Me, he said. Myself.
Goodness.
But what else could I have done, he said.
He was speaking, in his crude way, of elevation itself.”
In this moment, Boone’s admission of vulnerability mirrors the monologue that granted Jill insight into her murderer’s inner life. Though he is still in the process of admitting his mistakes, Boone’s acknowledgment that he became preoccupied with himself suggests the kind of self-examination that the Frenchman was urging him to conduct before death.
“There are so many possibilities once the mind allows them. I shall command the mighty levers. As is natural to me. I did no wrong. Yet wrong was done. By me. And yet: no blame. Blame dissipates the energy of the doing. We must fix, only fix. Fix, fix, fix.”
This passage marks the resolution of Jill’s conflict with Boone as Boone commits himself to working against the impact of his actions on global warming and climate change. Boone’s assertion that he is both faultless and has faults is a paradox that resonates with Jill’s philosophy of inevitable occurrences. Boone admits that mistakes were made, but that it is more useful to work towards their repair than to spend time litigating those mistakes with the objective of eliciting shame.

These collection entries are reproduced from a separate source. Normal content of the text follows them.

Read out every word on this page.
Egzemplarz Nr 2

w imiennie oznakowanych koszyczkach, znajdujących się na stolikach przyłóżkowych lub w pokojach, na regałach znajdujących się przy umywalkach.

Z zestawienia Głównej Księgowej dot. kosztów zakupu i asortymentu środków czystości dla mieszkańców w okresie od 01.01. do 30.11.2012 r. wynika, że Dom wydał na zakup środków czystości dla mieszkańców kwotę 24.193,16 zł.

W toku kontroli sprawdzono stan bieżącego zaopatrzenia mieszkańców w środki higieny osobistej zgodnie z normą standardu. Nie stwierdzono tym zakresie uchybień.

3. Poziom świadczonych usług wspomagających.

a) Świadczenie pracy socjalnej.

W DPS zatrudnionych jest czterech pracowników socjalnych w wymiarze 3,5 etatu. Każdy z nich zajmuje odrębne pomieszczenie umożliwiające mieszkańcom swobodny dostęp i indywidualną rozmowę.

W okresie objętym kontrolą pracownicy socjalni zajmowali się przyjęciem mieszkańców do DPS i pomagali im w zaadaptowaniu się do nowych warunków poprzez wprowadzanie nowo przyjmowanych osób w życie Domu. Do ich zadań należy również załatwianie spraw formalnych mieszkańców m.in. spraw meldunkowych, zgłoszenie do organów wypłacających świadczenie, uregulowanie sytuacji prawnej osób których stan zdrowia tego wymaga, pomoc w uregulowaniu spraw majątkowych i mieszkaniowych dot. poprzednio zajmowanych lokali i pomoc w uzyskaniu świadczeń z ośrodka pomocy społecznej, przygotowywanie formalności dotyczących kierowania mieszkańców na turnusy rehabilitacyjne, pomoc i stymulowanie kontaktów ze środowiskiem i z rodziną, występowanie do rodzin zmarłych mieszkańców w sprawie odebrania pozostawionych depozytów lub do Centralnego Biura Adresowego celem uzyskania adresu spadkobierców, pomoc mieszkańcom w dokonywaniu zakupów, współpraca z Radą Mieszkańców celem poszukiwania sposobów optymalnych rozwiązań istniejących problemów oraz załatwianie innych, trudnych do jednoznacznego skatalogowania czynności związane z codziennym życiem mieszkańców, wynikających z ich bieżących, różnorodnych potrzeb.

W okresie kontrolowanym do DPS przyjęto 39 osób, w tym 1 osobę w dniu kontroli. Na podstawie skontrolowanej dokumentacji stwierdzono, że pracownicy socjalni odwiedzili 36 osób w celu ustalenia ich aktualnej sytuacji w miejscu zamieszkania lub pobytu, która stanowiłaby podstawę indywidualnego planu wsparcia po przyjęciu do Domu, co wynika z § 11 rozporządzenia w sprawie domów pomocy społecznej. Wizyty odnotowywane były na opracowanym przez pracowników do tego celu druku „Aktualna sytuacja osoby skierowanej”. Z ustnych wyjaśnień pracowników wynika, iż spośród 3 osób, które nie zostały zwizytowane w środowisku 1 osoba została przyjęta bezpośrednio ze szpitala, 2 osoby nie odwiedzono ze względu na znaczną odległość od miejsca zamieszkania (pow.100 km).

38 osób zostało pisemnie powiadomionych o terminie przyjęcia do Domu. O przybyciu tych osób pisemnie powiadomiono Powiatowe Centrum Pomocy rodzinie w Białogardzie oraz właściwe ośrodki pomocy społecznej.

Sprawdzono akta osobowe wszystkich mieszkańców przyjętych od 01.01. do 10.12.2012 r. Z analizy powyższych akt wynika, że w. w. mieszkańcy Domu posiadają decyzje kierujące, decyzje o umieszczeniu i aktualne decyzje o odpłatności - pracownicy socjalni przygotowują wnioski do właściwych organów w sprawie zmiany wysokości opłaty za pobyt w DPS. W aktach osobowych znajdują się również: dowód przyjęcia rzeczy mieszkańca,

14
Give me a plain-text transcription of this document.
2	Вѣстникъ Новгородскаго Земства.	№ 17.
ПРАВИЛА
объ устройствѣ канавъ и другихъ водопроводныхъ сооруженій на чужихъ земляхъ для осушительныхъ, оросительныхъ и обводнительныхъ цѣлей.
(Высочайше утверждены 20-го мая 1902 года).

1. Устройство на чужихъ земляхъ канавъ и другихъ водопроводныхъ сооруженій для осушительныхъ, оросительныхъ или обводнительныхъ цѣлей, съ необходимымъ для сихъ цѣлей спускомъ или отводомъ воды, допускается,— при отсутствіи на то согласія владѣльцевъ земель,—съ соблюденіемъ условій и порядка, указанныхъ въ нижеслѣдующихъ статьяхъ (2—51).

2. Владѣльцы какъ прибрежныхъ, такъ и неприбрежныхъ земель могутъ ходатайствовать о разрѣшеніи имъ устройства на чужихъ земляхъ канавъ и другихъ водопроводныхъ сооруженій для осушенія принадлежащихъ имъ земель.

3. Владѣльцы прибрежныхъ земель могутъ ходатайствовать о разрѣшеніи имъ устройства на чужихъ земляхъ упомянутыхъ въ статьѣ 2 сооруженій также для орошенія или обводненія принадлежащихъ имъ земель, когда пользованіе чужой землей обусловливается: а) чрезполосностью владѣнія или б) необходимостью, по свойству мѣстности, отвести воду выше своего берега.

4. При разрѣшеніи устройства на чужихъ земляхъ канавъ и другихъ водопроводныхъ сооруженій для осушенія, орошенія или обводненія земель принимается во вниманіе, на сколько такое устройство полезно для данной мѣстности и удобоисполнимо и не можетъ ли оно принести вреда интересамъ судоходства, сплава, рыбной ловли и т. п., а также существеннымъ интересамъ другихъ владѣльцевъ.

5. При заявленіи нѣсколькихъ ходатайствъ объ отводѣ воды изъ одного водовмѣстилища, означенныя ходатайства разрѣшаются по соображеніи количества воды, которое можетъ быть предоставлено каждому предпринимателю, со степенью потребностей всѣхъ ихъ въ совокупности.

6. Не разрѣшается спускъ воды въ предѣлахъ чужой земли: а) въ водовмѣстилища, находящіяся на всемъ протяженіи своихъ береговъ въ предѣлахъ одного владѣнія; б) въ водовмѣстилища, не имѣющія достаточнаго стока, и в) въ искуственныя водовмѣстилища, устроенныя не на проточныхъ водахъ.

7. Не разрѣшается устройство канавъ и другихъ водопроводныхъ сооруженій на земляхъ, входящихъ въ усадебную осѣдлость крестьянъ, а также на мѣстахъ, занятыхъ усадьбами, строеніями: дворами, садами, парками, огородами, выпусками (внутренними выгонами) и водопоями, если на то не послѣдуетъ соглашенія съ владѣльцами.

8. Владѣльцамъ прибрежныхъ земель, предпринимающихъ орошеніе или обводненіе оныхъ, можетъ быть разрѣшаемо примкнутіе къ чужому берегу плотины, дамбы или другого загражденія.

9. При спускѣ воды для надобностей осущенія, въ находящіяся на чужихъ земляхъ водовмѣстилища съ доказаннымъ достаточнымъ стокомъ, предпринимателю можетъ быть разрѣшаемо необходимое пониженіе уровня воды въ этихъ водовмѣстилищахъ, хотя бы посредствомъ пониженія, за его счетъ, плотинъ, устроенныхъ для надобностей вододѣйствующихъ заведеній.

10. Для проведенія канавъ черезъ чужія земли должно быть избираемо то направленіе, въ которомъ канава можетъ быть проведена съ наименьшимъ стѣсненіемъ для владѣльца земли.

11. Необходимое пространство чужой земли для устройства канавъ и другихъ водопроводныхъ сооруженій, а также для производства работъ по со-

“No matter how many of the dying these two might convert, the effect on the world would be, I knew, negligible, since the dying were over, their potential for doing anything at all essentially nil.
And yet, what else was there for them to do, but whatever they felt they still might?”
As Boone and the Frenchman exit the narrative, Jill reflects on their shared mission to convert others and prevent the continued destruction of the world. In this moment, Saunders plants a message of hope that the effort to reverse damage is more important than the outcome itself. The flawed nature of the world and the human condition make the latter impossible to guarantee. On the other hand, the expression of effort suggests a willingness to work towards one’s better nature.
“Therein lay the danger of existing out of elevation.
Of retaining even a trace of one’s former self:
One’s pity became constricted.
One judged, one preferred; one acted and, in acting, erred.”
The novel ends with the restoration of Jill’s elevated nature, which is necessary for her to carry out her mission with radical sympathy. Saunders suggests that detachment from the self is an essential ingredient for pity as the self exposes one to the capacity for judgment. Judgment hinders one’s ability to see the better nature of others, as Jill has. Thus, Jill sees no other way to continue in the afterlife than to forget her human self once more.